Todavia, o escravismo europeu da época do antigo sistema colonial não foi

igual, como vimos, ao tipo de escravidão vivida e praticada pelos diversos povos

africanos em seu próprio continente, realidade engendrada por uma série de

singularidades culturais, delimitadas no tempo e no espaço.

Conforme já destacamos, existem no filme várias cenas onde os africanos

negros são retratados na condição de escravos, propiciando ao docente a

oportunidade para esclarecer que nem todos os africanos são negros, bem como

ainda que as próprias idéias de uma África “una” e de “negro” são construções

teóricas européias do século XIX.

Nesse sentido, é fundamental o auxílio da geografia, explicando que ao sul

do deserto do Saara floresceram vários povos antropologicamente pertencentes ao

grupo humano negro devido a um pré-histórico processo de expansão e hegemonia

dos Bantos (provavelmente a partir dos atuais Camarões e Nigéria), explicando

assim como a África tornou-se majoritariamente negra.

No caso brasileiro, a transplantação de africanos escravizados ocorreu

nessas áreas de supremacia de povos negros, delimitada no vasto litoral atlântico.

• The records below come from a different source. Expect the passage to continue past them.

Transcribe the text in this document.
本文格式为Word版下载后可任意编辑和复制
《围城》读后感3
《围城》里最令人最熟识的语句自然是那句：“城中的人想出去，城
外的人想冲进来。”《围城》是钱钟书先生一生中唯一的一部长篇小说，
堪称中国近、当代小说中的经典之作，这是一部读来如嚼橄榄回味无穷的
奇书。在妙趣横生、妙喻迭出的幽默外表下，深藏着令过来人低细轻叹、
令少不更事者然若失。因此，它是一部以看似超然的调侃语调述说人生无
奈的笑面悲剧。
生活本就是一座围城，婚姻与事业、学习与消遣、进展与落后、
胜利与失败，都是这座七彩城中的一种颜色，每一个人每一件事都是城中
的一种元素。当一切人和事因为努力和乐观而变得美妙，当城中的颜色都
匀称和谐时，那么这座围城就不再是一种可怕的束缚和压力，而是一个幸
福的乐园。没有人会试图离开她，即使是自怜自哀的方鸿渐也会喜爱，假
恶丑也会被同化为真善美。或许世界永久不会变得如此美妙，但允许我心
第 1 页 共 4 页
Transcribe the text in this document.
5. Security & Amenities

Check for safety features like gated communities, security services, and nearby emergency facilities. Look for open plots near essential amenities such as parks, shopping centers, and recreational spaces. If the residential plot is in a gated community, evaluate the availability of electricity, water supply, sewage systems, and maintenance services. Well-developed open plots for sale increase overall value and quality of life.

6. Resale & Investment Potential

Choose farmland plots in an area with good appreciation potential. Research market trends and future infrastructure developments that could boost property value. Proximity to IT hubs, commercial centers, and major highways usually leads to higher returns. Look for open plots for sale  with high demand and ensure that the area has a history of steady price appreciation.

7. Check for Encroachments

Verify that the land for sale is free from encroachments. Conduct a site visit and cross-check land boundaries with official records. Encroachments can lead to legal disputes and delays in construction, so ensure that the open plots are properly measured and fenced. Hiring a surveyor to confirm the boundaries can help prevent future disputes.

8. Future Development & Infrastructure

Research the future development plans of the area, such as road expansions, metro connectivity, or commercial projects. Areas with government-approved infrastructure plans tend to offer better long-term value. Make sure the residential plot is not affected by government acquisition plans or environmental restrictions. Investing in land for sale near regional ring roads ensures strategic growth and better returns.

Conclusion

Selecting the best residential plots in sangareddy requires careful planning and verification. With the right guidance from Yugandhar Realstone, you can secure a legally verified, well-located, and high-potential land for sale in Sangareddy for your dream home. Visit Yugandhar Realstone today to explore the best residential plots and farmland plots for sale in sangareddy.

Ou seja, para explicar o predomínio da escravização de africanos negros,

quer no âmbito do próprio continente como no contexto do tráfico atlântico da idade

moderna, não podemos desconsiderar a relevância dos fatores pré-existentes: a

geografia, a supremacia militar e a força da miscigenação (antropologia). Para

concluir esse tópico, alguns links com o filme.

Em determinada cena, na rica cidade mercantil de Meca, um dos abastados

senhores pune o seu escravo negro (personagem cujo nome é Bilal) em virtude do

mesmo ter se negado a açoitar um “rebelde” islâmico, cuja ofensa foi proclamar Alá

como “o único e verdadeiro deus”, o que então desafiava a tradição politeísta da

cidade, traduzida nos 360 deuses abrigados na Kaaba68.

No auge da ira com o escravo Bilal, o seu senhor proclama: “... eu comprei a

tua humanidade! Os teus deuses são os deuses do seu senhor!”. 68 Relembrando, a Kaaba (que significa casa de Deus) era na Arábia pré-islâmica um santuário em forma cúbica, situado na cidade de Meca, que dava guarida a cerca de 360 divindades das tribos do deserto, que em peregrinações anuais deixavam seus ídolos sob custódia da casa, ativando uma grande movimentação comercial na região. Alguns desses principais deuses foram Hubal (protetor de Meca), Al Lat (deusa do sol) e Al Manat (deusa do destino).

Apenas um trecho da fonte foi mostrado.